Prior to the amendment, GOV’s revolving credit facility had a maturity date of January 31, 2019, and required interest on drawings at LIBOR plus 125 basis points, subject to adjustments based on changes to GOV’s credit ratings. The maturity date of the amended revolving credit facility has been extended to January 31, 2023, and includes a borrower’s option to further extend the facility for two additional six-month periods in return for payment of a fee and provided certain conditions are met. Interest on drawings under the amended revolving credit facility have also been reduced to LIBOR plus 110 basis points, subject to adjustments based on changes to GOV’s credit ratings. In addition, the amended credit agreement includes a feature under which, in certain circumstances, the aggregate revolving credit facility commitments and borrowings in conjunction with outstanding principal associated with term loans may be increased to up to $2.5 billion.
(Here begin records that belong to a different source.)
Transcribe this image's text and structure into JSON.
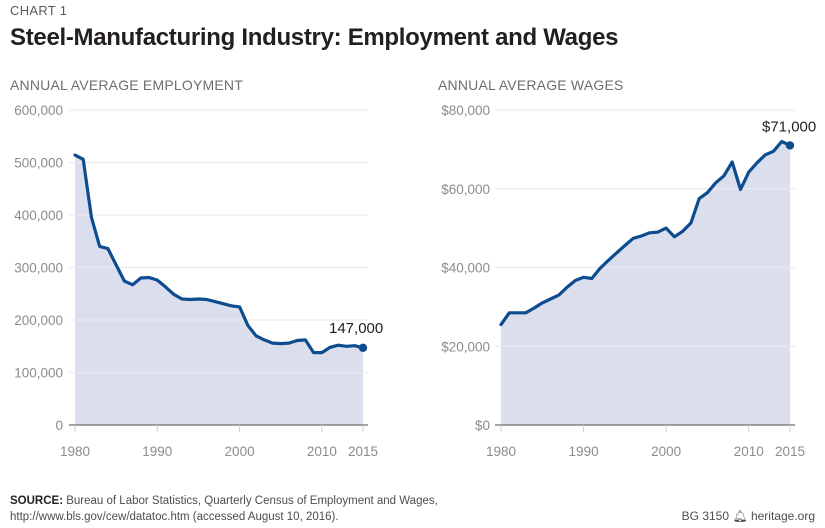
{
  "header": {
    "kicker": "CHART 1",
    "title": "Steel-Manufacturing Industry: Employment and Wages"
  },
  "footer": {
    "source_label": "SOURCE:",
    "source_text": "Bureau of Labor Statistics, Quarterly Census of Employment and Wages,",
    "source_url_line": "http://www.bls.gov/cew/datatoc.htm (accessed August 10, 2016).",
    "report_id": "BG 3150",
    "brand_icon": "liberty-bell-icon",
    "brand": "heritage.org"
  },
  "colors": {
    "line": "#0d4c8f",
    "fill": "#dbdfed",
    "grid": "#ebebeb",
    "axis": "#6d6e71"
  },
  "chart_data": [
    {
      "type": "area",
      "title": "ANNUAL AVERAGE EMPLOYMENT",
      "xlabel": "",
      "ylabel": "",
      "x_ticks": [
        "1980",
        "1990",
        "2000",
        "2010",
        "2015"
      ],
      "y_ticks": [
        "0",
        "100,000",
        "200,000",
        "300,000",
        "400,000",
        "500,000",
        "600,000"
      ],
      "ylim": [
        0,
        600000
      ],
      "xlim": [
        1980,
        2015
      ],
      "grid": true,
      "end_label": "147,000",
      "x": [
        1980,
        1981,
        1982,
        1983,
        1984,
        1985,
        1986,
        1987,
        1988,
        1989,
        1990,
        1991,
        1992,
        1993,
        1994,
        1995,
        1996,
        1997,
        1998,
        1999,
        2000,
        2001,
        2002,
        2003,
        2004,
        2005,
        2006,
        2007,
        2008,
        2009,
        2010,
        2011,
        2012,
        2013,
        2014,
        2015
      ],
      "values": [
        514000,
        506000,
        395000,
        340000,
        336000,
        305000,
        274000,
        267000,
        280000,
        281000,
        276000,
        263000,
        249000,
        240000,
        239000,
        240000,
        239000,
        235000,
        231000,
        227000,
        225000,
        190000,
        170000,
        162000,
        156000,
        155000,
        156000,
        161000,
        162000,
        138000,
        138000,
        148000,
        152000,
        150000,
        151000,
        147000
      ]
    },
    {
      "type": "area",
      "title": "ANNUAL AVERAGE WAGES",
      "xlabel": "",
      "ylabel": "",
      "x_ticks": [
        "1980",
        "1990",
        "2000",
        "2010",
        "2015"
      ],
      "y_ticks": [
        "$0",
        "$20,000",
        "$40,000",
        "$60,000",
        "$80,000"
      ],
      "ylim": [
        0,
        80000
      ],
      "xlim": [
        1980,
        2015
      ],
      "grid": true,
      "end_label": "$71,000",
      "x": [
        1980,
        1981,
        1982,
        1983,
        1984,
        1985,
        1986,
        1987,
        1988,
        1989,
        1990,
        1991,
        1992,
        1993,
        1994,
        1995,
        1996,
        1997,
        1998,
        1999,
        2000,
        2001,
        2002,
        2003,
        2004,
        2005,
        2006,
        2007,
        2008,
        2009,
        2010,
        2011,
        2012,
        2013,
        2014,
        2015
      ],
      "values": [
        25500,
        28500,
        28500,
        28500,
        29700,
        31000,
        32000,
        33000,
        35000,
        36700,
        37500,
        37200,
        39800,
        41800,
        43700,
        45600,
        47400,
        48000,
        48800,
        49000,
        50000,
        47800,
        49200,
        51300,
        57500,
        59000,
        61500,
        63300,
        66800,
        59800,
        64200,
        66600,
        68600,
        69500,
        72000,
        71000
      ]
    }
  ]
}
The amended revolving credit facility will also remain in place following GOV’s pending merger with Select Income REIT.
Wells Fargo Bank, N.A. served as Administrative Agent to the facility. Wells Fargo Securities, LLC, Merrill Lynch, Pierce, Fenner & Smith Inc. and Citigroup Global Markets Inc. acted as Joint Lead Arrangers for the amended credit facility.
Government Properties Income Trust is a real estate investment trust, or REIT, which primarily owns properties located throughout the United States that are majority leased to government tenants and office properties in the metropolitan Washington, D.C. market area that are leased to government and private sector tenants. GOV is managed by the operating subsidiary of The RMR Group Inc., an alternative asset management company that is headquartered in Newton, MA.